When, at moments, I flail at this task, I wonder - would anyone find it difficult? Is this just what is entailed in learning a system? Is it particularly hard for me? Is it because I led such a solitary childhood and even adulthood (solo performer from 1983 to 1988 - therefore simple lack of habituation)? Is it due to brain damage from the car accidents?
My colleague fires questions at me sometimes and in the name of honesty I must record my immediate experience is fog - then reach for a piece of paper. I notice she has the ability to remember first and last names of candidates over a period of minutes. I must have it written down or I am lost.
Day 1 - unusually, a duplicate of the form stapled to the front of the folder is also contained inside (uncollated by the Student Leader) - for some unknown reason I fill out this duplicate. As I am stacking, with a cautious sense of satisfaction the folders, I am amazed and perplexed to see the front form black and I hurriedly complete it, wondering worriedly at my brain ....'I thought I did this' is a horrible thought. Later I find the loose sheet (and erase it). 'Oh ok, I did do it, and I can trust my memory...to a degree'. But now the worry is - 'how did I confuse that loose sheet of paper with the normal format?'
I have instigated checking and checking again procedures for previous mistakes I have made - eg two pathways share a form for a certain workshop and I get a bit blind when a yes and a no are both circled.
Today on the front - of folder forms I forget to highlight the name and pathway of two successful candidates. I had counted and recounted. Three times in all and was feeling pleased and confident. But I failed to run my finger carefully down the column to ensure I had highlighted. I counted and courted and could not match my colleagues' count. Disorienting and humiliating.
I am so thrilled to be doing this work as it is a growth area for me. I am really am not methodical /was not been taught how to be methodical. Years ago I was doing a mailout of scripts and introductory letters for a cast for a play I was directing. I felt it was boring to do each task one at a time and would vary it by changing the order. Completing three steps for one envelope, then having to open the envelope because something was not included etc etc...
Today I also noticed myself failing to see a name on a tabled form right in front of me. I am getting better - a year ago I spent a panicked hour looking for a person's form - I had placed it in the wrong folder because two people had the same surname. It sounds dumb but I was so overwhelmed before - now the boxes on the table panic me less (it took a while for me to get that I only need scan the highlighted names in the afternoon/evening process - now I can scan first and last names).

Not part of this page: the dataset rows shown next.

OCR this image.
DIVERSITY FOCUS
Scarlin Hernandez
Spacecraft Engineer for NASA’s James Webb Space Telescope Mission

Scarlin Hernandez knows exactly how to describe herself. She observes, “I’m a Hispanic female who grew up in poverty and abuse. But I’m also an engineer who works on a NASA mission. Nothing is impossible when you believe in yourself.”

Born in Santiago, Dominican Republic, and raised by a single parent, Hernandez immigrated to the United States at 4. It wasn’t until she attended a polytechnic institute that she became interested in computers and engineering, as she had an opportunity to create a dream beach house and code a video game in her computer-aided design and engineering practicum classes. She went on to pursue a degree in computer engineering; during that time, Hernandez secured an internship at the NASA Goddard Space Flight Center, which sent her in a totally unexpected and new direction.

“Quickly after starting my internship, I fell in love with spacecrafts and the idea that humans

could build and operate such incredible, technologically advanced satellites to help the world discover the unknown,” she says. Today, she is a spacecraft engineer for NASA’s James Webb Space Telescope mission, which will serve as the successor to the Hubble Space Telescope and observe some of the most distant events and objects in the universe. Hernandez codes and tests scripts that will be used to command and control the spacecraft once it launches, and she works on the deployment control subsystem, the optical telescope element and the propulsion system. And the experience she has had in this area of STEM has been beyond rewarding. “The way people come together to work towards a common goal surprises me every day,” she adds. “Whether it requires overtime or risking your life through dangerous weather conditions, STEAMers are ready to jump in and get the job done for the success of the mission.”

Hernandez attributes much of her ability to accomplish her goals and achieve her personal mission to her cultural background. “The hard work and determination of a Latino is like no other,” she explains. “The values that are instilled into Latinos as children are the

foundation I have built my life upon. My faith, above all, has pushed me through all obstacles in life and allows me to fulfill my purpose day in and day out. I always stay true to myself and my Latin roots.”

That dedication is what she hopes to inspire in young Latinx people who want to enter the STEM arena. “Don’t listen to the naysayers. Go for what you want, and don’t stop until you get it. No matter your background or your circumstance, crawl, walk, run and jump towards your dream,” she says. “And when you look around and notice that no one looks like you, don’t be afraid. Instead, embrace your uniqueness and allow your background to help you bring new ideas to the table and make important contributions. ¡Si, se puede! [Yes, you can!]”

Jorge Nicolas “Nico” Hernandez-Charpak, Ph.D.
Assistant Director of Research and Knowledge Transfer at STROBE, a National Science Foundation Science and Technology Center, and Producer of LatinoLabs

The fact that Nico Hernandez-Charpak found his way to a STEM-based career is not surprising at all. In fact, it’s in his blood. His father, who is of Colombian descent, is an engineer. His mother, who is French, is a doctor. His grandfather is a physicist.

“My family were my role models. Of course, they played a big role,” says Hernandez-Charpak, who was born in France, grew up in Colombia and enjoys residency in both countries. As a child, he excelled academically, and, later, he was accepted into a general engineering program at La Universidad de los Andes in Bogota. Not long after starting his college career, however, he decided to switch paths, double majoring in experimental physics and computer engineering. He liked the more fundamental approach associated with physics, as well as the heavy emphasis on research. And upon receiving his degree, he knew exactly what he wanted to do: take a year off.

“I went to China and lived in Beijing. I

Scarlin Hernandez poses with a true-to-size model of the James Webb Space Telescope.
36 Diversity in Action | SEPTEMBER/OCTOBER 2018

Several times today and yesterday I said ' I am a moron.' That unpleasant feeling of not being able to trust oneself, of fearing people will lost confidence in me. The look when people raise an eyebrow at such an obvious mistake.
Yesterday at lunch I got in a flap form filling under time pressure. I am working through forms when my colleague has moved onto the flow chart. Today I was thrilled to do my own flow chart - I did it as I went, but that made me miss the highlighting step, I think. My aim is to be Zen and clear headed and unflappable and professional and an exemplar of non-violent communication (Marshall Rosenberg) and clear and nonreactive and impartial and flawlessly professional and helpful and quick to pick things up and a great role model and loving to all. I want to be clever. I want not to make any mistakes.
My sense of humour is outspoken and clownish. To some degree a coping mechanism. Can be fun - and occasionally it doesn't serve me. I feel I have undermines myself and that's when I crave a demeanour of 100 percent Gravitas or Zen-like-calm!